If menopausal women with glucocorticoid induced osteoporosis were daily received with parathyroid hormone for 1 year, BMD was improved on vertebrae compared to that of the control group.[11] In addition, when the group with daily administration of 10 mg alendronate and the group with 20 µg of parathyroid hormone treatment per day were compared, significant increment of BMD along with less fractures were found in the group with parathyroid hormone at 6th and 12th month.[12]
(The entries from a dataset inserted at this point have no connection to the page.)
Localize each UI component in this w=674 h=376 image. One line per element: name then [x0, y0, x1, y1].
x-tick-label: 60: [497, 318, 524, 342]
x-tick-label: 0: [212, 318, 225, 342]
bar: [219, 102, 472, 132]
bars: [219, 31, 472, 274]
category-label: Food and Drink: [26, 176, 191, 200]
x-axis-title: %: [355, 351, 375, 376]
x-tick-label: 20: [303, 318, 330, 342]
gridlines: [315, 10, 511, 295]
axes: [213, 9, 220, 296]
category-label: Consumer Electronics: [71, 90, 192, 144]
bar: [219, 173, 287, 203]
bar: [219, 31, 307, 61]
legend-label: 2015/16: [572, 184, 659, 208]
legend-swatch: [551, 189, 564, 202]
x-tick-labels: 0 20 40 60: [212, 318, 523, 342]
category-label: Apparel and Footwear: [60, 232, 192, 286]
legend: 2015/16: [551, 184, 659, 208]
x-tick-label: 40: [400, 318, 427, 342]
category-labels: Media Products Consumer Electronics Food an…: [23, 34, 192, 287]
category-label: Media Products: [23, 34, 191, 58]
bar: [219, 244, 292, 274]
In this case, repetitive fractures were observed in the middle and even after the hospitalization for the adrenal adenoma excision; it was difficult to wait the natural increases in bone mass due to such high fracture risk. Thus, parathyroid hormone has been administrated for 6 months and discontinued for further monitoring. Although the BMD was measured after 5 months from the time point when the drug was withdrawn, due to patient's circumstances, better and higher BMD were observed compared to the natural recovery as previously reported in other studies.
CONCLUSION
Repetitive pathologic fractures in young female are very rare and the possibility of secondary osteoporosis should be considered in such cases. The patient visited the hospital owing to the repetitive fractures and was examined for endocrine function tests and was diagnosed as Cushing's syndrome via adrenal adenoma. Later, there were repetitive fractures after adrenal adenoma were removed so that parathyroid hormone treatment was given. Since then, increased BMD was observed and the patient is being monitored without additional fractures.